Day in the life: Rachel Bicker, biodiversity consultant

Day in the life: Rachel Bicker, biodiversity consultant

Harry Kemble finds out which species can survive and thrive in conservation areas around Gatwick’s runway.

I start the day with…
A bird and reptile survey at 7am. It’s about going out on site, recording the species and coming up with biological data. How many of them are there and whether they are rare or protected.
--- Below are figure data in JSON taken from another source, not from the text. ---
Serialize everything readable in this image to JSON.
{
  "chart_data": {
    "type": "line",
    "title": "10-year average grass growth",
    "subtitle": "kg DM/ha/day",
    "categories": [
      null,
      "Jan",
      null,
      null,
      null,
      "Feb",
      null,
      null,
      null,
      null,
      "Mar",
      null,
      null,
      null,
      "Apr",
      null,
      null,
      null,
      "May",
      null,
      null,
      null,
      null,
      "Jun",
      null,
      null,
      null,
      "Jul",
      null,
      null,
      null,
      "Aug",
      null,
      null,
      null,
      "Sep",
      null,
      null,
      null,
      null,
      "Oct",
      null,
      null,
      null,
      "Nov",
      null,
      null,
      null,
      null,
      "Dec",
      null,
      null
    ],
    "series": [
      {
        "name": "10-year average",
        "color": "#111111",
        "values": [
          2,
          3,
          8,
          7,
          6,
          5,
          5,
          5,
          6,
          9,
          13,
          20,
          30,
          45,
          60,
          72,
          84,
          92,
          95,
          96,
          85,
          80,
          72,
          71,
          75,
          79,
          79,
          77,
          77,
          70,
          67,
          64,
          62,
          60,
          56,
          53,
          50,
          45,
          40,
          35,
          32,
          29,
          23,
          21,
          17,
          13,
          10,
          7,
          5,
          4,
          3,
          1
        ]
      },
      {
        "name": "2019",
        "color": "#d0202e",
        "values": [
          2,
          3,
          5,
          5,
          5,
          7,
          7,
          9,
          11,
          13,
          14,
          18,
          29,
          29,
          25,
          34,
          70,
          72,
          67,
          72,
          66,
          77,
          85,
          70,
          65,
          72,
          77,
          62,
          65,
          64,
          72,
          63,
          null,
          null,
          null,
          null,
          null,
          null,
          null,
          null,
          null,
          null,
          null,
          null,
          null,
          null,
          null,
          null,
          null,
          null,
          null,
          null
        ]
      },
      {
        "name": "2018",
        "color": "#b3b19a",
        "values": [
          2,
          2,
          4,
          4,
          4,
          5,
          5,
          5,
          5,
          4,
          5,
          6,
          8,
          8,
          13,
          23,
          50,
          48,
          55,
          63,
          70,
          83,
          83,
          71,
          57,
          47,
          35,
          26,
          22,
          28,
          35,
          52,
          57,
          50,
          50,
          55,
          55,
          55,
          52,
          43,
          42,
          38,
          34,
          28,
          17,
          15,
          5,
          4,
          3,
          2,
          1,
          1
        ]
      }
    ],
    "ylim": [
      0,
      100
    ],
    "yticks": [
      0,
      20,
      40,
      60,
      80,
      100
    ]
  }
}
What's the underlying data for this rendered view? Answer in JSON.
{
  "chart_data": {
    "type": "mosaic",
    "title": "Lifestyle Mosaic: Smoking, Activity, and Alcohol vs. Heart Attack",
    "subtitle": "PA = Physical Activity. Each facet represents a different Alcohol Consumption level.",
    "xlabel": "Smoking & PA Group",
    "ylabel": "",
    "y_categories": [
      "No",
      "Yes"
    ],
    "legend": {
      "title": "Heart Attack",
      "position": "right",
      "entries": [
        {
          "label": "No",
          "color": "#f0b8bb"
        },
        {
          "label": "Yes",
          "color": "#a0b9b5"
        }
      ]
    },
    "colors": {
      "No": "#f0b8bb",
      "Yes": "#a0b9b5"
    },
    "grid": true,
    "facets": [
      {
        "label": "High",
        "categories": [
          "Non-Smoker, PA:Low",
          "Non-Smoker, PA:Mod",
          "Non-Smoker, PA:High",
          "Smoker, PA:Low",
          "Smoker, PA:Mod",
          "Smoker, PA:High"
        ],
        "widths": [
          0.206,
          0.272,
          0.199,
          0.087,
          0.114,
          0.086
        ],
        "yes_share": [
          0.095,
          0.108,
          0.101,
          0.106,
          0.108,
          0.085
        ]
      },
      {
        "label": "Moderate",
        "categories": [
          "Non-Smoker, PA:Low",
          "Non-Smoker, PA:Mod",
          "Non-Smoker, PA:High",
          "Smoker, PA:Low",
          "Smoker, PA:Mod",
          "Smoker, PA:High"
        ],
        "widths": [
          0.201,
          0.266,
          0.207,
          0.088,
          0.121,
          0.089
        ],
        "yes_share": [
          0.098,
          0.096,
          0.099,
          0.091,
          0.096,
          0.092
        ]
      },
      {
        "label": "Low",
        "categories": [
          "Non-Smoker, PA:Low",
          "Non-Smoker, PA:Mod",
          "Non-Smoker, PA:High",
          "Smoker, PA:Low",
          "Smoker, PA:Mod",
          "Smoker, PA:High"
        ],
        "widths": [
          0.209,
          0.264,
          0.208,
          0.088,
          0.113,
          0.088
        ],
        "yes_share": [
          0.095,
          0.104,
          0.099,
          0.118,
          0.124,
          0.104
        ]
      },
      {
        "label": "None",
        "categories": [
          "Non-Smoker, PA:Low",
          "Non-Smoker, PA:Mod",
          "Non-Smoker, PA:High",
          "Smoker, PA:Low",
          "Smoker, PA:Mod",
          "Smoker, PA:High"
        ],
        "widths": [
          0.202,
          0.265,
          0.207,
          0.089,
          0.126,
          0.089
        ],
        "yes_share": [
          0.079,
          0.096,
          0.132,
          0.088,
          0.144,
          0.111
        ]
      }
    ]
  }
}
My daily duties also involve…
Giving site visits and taking specialists out into the field. We have a lot of green space that is put aside for ecological service. We have a lot of habitats around the airport, which means quite varied species of bats, dormice, badgers and reptiles, as well as great-crested newts.

I’ve been in my job…
Since 2012, when I started part-time doing the ecological monitoring on the habitats we have here. I graduated in 2009 with a zoology degree and then did a masters in biological research, both at Royal Holloway. I volunteered for the Sussex Wildlife Trust for about two years until 2011 before getting my first paid job with Gatwick airport. I initially wanted to do academia, but realised that by being outdoors I could gain more knowledge. In the long run it would be more positive to my background and my skill set.

My favourite destination is…
I rarely leave the UK, but if I did go somewhere it would have to be southeast Asia. The countries there have some really colourful bugs. When I go on holiday I go ‘birding’ in the north Kent marshes. I have also been birdwatching in the Cairngorms in Scotland. It is really lovely all year round.

The most rewarding part of my job is…
Discovering the different species that we have in the UK, like the small invertebrates such as the bees on the site. There are 240 species of bees in the UK and we have one of the rarest at Gatwick – the longhorn bee. We just made an appearance on [BBC One’s] The One Show because of the colony that lives just north of the airfield.

The most challenging part of my job…
Surrounds my schedule, particularly in the summer. I organise visits from staff, passengers and local residents to show them the wildlife living in and around Gatwick’s nature sites. The size of the place is a challenge but the amount of help I get is really good.

The most common thing I am asked is…
We often get asked if the wildlife is affected by the noise of the aircraft. The answer is no, otherwise the wildlife would not be here. We have such a great collection of species.

The worst thing that’s happened at work is…
Probably when equipment goes wrong. I have habit of losing things and was in the woodland with my boss’s GPS. I put my bag down and looked back to see I had put it in bracken. It took about five hours to find. To make things worse, I had gone out without food and water. The GPS was worth a couple of hundred pounds. I could have navigated myself home, but did not want to have a conversation about losing the GPS with my boss. I eventually found it just before 6pm.

To relax I like to…
Look at birds if I have time. I will go to see another ecologist at Knepp Castle [also in West Sussex] where there are wetlands. I also like watching owls go hunting.

The one thing I would take to a desert island is…
A net, so I could catch food. It is a very practical choice, but it means I would be able to catch bugs and make a species list. This is probably the geekiest thing that will appear in Travel Weekly.